Thursday 18 October 2012

Password security is a broken concept

We are now at a point where our best password security recommendations are incompatible with human psychology. You are recommended to use long, complicated passwords that are different for every service online, to never write them down anywhere, and to change them regularly. So, at a minimum, an internet citizen will have three passwords: email, banking and Facebook. A "long" password is considered 12 characters or more. Its strength depends on it including mixed case, numbers and letters, plus punctuation (and those in random positions, not just at the end - "Password12!" is just as bad as "password"). All of us are, therefore, expected to memorise a minimum of 36 totally-random characters every month. It's just not going to happen. Password security is really broken.

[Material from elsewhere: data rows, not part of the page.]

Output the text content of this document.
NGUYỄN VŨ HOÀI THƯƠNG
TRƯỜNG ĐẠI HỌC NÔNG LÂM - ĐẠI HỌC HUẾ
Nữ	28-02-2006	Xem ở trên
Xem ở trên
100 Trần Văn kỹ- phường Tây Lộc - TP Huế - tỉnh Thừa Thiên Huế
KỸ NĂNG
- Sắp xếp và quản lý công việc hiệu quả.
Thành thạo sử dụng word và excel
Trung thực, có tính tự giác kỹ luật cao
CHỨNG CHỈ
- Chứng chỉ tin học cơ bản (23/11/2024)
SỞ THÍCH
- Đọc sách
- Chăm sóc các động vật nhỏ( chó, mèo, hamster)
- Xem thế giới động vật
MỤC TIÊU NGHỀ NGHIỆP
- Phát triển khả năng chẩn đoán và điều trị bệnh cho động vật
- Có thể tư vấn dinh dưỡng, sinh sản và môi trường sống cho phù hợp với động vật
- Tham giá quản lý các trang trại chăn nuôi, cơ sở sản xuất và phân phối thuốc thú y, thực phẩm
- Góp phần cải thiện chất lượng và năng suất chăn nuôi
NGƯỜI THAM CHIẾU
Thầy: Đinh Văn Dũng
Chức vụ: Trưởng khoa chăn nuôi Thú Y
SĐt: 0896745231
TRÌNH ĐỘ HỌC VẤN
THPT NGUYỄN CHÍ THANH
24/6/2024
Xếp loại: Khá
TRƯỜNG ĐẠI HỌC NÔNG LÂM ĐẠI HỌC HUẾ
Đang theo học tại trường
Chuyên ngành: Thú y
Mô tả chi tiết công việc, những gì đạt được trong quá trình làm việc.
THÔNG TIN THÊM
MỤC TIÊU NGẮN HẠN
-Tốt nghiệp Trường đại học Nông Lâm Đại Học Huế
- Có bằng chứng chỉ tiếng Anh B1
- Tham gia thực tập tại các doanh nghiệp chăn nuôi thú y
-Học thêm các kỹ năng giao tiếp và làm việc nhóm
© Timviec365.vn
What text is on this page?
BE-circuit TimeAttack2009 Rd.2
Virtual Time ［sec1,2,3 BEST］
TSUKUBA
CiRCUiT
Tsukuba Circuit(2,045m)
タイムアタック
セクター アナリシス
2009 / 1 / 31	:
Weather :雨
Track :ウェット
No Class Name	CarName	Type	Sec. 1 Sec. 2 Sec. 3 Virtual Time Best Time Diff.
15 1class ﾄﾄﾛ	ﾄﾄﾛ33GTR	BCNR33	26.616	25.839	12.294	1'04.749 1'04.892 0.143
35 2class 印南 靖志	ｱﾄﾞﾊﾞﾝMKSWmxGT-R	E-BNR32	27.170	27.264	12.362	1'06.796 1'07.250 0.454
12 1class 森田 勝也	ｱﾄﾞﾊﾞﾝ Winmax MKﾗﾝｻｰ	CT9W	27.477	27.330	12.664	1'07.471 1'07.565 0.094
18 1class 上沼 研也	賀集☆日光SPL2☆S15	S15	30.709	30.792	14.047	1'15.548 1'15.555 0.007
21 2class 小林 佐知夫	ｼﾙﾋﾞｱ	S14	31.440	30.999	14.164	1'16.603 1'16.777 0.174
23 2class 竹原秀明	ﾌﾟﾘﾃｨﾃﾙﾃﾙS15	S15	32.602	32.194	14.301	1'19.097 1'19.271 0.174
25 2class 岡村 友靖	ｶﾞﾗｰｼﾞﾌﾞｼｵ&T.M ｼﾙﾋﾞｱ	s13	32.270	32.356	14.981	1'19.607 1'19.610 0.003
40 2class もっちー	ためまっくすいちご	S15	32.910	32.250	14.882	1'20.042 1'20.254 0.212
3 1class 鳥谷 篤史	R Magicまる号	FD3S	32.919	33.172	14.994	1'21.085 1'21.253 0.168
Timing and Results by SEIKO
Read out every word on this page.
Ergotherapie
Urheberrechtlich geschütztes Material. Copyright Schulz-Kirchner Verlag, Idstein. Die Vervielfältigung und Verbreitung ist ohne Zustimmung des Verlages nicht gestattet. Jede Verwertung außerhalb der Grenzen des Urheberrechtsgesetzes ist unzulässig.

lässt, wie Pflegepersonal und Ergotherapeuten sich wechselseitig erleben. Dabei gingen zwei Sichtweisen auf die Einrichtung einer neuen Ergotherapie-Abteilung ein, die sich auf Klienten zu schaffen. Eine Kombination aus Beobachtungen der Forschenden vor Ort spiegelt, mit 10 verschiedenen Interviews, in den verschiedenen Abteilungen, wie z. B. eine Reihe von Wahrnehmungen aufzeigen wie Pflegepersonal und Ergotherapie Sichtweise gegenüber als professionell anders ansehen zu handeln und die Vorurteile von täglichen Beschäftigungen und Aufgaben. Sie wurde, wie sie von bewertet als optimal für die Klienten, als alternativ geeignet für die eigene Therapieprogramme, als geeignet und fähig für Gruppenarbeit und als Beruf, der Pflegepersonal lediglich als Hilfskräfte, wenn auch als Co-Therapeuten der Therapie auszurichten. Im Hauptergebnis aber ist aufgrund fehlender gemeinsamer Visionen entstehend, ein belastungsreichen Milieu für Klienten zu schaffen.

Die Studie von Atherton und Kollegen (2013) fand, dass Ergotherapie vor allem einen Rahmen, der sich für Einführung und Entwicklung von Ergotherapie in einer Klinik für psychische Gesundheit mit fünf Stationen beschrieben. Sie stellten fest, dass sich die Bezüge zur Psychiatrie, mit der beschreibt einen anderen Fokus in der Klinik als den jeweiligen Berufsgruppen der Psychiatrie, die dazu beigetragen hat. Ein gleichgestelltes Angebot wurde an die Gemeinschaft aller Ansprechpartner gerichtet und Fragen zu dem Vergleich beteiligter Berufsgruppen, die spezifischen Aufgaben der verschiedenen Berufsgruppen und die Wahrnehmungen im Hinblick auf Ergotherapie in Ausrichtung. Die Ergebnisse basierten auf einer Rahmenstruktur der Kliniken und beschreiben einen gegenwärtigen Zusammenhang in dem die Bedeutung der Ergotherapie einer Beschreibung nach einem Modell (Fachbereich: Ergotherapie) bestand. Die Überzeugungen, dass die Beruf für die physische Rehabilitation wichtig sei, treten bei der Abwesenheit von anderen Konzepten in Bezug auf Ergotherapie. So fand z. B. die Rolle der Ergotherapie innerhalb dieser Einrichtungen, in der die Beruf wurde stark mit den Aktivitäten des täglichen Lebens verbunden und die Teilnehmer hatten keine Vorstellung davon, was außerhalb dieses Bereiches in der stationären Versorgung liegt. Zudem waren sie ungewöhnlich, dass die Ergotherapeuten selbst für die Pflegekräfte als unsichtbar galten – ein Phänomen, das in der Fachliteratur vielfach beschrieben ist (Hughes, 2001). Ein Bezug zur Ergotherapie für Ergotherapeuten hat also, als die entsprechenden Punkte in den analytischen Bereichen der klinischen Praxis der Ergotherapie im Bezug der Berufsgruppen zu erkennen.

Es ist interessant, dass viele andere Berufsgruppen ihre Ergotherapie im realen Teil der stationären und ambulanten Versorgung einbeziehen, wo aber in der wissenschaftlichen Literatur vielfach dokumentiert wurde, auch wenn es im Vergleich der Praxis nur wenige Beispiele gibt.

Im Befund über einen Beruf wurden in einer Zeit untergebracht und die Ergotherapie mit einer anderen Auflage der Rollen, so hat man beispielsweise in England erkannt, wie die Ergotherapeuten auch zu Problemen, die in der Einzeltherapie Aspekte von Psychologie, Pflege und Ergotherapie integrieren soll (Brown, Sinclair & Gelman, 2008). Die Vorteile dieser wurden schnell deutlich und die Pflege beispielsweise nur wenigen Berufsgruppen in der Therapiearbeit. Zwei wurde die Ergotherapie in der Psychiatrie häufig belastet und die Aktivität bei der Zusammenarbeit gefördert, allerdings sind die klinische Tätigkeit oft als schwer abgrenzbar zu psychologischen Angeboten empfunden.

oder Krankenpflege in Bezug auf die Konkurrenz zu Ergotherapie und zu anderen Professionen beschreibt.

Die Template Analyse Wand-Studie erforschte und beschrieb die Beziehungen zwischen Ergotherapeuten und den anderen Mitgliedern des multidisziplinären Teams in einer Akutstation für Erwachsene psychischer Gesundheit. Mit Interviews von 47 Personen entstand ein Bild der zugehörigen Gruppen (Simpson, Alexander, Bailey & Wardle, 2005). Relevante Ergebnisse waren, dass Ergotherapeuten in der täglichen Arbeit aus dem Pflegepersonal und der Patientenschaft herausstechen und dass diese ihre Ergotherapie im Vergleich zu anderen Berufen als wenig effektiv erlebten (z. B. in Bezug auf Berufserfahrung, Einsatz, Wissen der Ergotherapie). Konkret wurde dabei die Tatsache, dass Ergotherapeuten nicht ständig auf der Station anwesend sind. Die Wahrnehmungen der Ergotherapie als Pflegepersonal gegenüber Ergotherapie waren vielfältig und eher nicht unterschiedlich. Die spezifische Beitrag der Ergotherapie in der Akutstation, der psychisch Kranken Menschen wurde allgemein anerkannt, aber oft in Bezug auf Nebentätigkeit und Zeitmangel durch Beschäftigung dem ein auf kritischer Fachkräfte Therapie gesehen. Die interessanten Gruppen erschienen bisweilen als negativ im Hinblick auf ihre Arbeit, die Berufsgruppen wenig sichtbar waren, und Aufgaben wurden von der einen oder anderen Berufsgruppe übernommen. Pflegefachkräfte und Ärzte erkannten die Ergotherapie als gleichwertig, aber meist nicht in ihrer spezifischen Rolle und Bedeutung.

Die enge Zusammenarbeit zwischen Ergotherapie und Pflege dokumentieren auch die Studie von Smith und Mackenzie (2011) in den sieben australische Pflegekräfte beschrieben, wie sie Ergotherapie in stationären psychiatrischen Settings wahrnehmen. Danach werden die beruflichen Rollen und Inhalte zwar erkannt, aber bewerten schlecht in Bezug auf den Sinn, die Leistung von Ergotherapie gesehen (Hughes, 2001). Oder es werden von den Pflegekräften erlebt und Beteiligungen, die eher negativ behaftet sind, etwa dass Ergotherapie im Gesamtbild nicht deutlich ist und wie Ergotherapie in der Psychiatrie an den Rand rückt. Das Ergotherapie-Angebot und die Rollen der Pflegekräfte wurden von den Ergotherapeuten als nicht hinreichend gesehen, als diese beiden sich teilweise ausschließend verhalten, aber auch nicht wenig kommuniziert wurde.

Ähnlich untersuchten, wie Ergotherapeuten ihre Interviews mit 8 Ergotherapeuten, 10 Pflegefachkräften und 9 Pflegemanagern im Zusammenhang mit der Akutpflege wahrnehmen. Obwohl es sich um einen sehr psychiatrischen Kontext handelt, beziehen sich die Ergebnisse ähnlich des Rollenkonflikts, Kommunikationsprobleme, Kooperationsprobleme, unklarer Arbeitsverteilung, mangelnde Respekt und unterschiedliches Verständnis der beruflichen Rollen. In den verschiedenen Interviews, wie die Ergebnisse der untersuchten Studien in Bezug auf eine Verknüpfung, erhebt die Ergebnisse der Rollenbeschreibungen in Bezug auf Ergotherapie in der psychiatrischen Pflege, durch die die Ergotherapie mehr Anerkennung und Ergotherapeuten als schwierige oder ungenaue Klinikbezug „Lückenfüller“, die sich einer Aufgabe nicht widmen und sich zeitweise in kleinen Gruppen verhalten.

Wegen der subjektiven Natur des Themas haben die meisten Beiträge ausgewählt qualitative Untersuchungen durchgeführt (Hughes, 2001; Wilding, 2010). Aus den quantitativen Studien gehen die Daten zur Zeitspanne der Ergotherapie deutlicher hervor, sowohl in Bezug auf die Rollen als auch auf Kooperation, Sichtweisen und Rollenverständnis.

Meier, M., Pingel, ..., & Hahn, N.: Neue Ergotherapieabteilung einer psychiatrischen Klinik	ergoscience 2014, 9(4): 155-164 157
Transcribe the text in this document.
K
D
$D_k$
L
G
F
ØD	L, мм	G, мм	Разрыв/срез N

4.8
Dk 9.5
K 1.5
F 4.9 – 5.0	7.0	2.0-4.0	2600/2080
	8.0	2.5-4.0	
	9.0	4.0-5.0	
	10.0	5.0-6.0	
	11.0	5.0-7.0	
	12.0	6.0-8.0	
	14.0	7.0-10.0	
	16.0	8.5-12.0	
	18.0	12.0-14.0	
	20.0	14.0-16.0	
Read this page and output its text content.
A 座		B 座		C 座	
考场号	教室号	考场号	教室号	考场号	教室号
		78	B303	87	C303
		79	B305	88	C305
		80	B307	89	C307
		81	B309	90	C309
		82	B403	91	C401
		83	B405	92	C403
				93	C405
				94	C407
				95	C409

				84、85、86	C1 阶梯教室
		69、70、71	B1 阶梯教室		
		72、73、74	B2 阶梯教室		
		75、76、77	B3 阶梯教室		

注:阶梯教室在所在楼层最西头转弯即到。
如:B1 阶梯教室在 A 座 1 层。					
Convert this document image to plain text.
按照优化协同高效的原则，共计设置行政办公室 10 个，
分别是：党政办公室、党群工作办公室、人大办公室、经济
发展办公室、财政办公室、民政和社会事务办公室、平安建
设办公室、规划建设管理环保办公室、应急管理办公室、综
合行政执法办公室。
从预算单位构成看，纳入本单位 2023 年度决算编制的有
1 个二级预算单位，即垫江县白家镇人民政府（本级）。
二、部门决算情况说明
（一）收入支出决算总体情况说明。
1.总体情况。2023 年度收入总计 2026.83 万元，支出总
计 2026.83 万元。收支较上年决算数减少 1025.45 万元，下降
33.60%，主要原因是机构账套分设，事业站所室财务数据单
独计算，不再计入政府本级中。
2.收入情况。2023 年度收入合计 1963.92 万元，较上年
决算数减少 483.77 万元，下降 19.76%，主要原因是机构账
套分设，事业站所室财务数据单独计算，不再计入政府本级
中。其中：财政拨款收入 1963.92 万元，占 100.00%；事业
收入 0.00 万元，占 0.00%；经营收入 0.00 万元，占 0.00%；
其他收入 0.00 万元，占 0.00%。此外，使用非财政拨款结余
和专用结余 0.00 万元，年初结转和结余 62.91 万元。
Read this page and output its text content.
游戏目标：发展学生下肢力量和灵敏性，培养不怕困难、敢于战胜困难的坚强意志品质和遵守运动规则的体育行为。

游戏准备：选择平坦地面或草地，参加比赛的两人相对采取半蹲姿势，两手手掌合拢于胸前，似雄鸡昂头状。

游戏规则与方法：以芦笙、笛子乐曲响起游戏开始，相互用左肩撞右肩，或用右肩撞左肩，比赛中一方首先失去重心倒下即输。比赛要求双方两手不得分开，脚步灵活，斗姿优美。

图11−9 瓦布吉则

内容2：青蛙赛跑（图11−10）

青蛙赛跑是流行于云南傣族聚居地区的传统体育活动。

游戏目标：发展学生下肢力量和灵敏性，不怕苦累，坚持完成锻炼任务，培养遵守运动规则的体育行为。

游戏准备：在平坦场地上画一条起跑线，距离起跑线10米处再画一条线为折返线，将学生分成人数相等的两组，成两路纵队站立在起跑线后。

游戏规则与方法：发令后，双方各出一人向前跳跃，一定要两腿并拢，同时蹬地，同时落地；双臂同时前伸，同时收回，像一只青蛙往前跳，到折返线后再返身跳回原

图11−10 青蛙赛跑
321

The answer from many quarters about this problem is that human beings need to change to get better at password security. That is the opposite of the right way to think about this. We made the computers. We made the internet. We made the websites that demand our passwords. If they are not going to change to give us proper security, why did we spend so much effort creating general-purpose programmable machines and a world wide network to connect them? They are made to be changeable. On a broad scale, humans are always humans. We have limited, unreliable memories and limited patience. The machines need to change to make security easier for humans.

Mokalus of Borg

PS - Most articles on password security end up recommending a password database.
PPS - Which is fine as long as you're certain you can keep it secure too.